I want to do a series expansion of the function given below around $a=0$ and keep the terms only upto $O(a)$. The function is
$$ f(a)=\frac{a \pi^2\sin^2\theta}{a^2-\pi^2\cos^2\theta} $$ Using $f(0)+f'(0)a$, I would get the expansion as $f(a)=-\tan^2\theta ~a$. I suspect whether this expansion would be correct near $\theta$ equal to $\pi/2$. Any help, how should I proceed in that case.

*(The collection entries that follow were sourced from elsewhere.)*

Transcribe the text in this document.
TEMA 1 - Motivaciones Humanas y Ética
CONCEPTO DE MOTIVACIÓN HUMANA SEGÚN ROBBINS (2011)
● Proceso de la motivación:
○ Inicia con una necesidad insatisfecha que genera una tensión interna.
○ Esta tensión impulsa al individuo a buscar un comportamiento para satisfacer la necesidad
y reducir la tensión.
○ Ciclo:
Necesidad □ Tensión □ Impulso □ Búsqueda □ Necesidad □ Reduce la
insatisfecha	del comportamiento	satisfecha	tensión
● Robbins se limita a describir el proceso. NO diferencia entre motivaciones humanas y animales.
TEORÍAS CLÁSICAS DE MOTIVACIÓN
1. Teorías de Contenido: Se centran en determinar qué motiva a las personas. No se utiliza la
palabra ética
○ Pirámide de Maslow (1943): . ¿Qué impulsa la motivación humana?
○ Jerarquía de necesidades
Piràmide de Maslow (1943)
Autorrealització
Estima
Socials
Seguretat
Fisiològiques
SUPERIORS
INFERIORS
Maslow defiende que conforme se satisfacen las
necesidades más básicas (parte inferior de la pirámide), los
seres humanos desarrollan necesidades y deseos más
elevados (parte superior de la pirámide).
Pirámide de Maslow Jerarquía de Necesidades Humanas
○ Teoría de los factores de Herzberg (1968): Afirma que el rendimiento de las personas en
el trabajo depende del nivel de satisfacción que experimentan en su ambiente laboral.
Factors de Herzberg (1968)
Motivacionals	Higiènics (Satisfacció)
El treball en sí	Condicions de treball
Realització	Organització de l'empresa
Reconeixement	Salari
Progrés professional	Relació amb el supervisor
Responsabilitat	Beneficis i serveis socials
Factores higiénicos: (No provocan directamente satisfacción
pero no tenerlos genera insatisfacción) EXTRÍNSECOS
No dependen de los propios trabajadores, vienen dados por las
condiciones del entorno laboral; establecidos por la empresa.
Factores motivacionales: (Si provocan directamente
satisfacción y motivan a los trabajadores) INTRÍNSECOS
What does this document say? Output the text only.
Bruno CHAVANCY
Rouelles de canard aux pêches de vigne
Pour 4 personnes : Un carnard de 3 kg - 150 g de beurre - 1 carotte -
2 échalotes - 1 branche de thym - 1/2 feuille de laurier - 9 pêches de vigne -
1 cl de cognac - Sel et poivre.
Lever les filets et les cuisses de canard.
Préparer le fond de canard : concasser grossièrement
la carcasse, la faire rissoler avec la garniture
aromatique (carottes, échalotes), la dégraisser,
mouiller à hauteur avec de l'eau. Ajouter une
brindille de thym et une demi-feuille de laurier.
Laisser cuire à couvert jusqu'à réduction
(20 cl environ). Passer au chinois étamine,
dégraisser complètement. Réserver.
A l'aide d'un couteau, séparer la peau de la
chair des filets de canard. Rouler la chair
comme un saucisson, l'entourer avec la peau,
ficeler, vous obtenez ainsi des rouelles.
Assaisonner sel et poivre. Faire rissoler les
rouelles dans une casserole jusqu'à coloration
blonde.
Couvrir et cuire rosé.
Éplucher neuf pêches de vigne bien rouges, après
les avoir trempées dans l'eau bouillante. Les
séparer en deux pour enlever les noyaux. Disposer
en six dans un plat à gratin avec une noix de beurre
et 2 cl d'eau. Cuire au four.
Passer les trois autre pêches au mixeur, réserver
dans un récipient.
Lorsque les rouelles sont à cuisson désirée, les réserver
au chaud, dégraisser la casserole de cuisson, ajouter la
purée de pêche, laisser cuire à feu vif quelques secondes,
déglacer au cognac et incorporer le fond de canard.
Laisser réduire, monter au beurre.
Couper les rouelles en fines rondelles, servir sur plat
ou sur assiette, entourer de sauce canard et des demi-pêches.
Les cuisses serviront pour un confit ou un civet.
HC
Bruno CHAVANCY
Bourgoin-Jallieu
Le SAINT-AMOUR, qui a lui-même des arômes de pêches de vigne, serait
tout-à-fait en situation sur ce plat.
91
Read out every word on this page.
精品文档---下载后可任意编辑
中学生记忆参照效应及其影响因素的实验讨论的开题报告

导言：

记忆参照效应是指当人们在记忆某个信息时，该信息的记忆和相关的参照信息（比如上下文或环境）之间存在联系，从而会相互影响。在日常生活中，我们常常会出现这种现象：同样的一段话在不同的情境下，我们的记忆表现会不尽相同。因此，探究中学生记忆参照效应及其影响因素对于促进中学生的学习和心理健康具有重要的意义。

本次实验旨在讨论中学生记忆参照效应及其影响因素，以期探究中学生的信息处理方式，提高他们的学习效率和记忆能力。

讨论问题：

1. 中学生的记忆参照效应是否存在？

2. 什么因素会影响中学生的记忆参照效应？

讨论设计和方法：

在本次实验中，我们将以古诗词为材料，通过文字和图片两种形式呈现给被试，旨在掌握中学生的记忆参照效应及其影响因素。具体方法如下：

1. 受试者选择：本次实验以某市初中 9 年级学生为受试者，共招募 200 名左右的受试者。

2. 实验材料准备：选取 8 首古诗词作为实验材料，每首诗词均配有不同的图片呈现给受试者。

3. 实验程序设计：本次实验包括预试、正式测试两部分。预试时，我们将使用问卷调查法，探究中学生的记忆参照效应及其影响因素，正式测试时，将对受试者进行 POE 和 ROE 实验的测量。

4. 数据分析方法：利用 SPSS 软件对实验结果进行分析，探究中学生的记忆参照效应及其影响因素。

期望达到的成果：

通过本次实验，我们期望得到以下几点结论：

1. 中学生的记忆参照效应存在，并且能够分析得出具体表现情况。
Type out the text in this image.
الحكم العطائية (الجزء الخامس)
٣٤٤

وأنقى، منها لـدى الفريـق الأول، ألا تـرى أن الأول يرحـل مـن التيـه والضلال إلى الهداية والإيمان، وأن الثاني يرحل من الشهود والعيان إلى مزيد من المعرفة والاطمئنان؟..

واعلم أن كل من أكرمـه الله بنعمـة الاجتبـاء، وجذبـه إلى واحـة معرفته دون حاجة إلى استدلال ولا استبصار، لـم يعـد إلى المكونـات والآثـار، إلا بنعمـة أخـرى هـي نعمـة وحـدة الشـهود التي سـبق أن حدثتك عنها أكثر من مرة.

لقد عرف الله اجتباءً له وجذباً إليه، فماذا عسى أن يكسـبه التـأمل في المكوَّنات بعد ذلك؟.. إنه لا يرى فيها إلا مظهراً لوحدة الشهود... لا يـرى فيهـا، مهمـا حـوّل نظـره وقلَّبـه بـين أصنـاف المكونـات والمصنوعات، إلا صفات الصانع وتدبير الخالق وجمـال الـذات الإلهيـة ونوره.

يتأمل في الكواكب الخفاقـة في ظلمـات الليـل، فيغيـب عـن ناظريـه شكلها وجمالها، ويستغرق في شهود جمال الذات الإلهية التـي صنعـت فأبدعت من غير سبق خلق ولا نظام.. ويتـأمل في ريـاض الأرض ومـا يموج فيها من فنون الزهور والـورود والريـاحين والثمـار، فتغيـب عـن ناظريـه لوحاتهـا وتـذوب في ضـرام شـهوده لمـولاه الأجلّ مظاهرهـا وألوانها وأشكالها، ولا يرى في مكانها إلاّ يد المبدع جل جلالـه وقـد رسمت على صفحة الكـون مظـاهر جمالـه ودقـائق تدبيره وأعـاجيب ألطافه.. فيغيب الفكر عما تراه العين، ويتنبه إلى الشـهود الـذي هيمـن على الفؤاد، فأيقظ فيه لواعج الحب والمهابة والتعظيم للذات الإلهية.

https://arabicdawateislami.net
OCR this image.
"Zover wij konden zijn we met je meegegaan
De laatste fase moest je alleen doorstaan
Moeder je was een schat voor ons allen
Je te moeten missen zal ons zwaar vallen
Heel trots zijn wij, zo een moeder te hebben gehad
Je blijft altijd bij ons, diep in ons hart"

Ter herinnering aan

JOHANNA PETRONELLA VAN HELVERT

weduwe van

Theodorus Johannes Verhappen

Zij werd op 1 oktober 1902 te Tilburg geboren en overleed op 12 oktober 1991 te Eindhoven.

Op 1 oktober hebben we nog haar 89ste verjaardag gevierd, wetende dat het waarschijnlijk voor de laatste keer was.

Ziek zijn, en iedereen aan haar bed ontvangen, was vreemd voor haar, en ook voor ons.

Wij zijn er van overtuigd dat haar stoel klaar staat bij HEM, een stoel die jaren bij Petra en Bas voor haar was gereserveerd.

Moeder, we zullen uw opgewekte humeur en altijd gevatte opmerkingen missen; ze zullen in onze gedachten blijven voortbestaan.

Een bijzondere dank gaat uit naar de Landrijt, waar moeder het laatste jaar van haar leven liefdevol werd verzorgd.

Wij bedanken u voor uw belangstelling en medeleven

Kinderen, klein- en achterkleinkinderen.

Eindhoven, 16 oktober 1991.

Should I take $\lim~\theta\rightarrow \pi/2$ first and then do the expansion or should I do something else?
On
There being two variables $a$ and $\theta$, you have to be careful with what $O(a)$ means, and you should probably write $f(a,\theta)$ rather than just $f(a)$. It is true that $f(a,\theta) \sim -\frac{a}{\pi} \tan^2(\theta)$ if $\theta$ is fixed and $\cos(\theta) \ne 0$. But if $\cos(\theta) = 0$, $f(a,\theta) = \pi/a$. Various other possibilities exist if $\cos(\theta) \to 0$ as $a \to 0$. For example, if $\theta = \pi/2 + c a$ for constant $c \ne 1/\pi$, $$ f(a,\pi/2 + c a) \sim \frac{\pi}{1 - \pi^2 c^2} a^{-1}$$ while if $\theta = \pi/2 + a/\pi$ $$ f(a, \pi/2 + a/\pi) \sim \frac{3 \pi^3}{a^3} $$
We know that near $X=0$,
$$\frac{1}{1-X}=1+X+X^2+...$$ $$=1+O(X)$$
thus
$$f(a)=-\frac{a\pi^2\sin^2(\theta)}{\pi^2\cos^2(\theta)}\frac{1}{1-\frac{a^2}{\pi^2\cos^2(\theta)}}$$ $$=-a\tan^2(\theta)\Bigl(1+O(a^2)\Bigr)$$ $$=-a\tan^2(\theta)+O(a)$$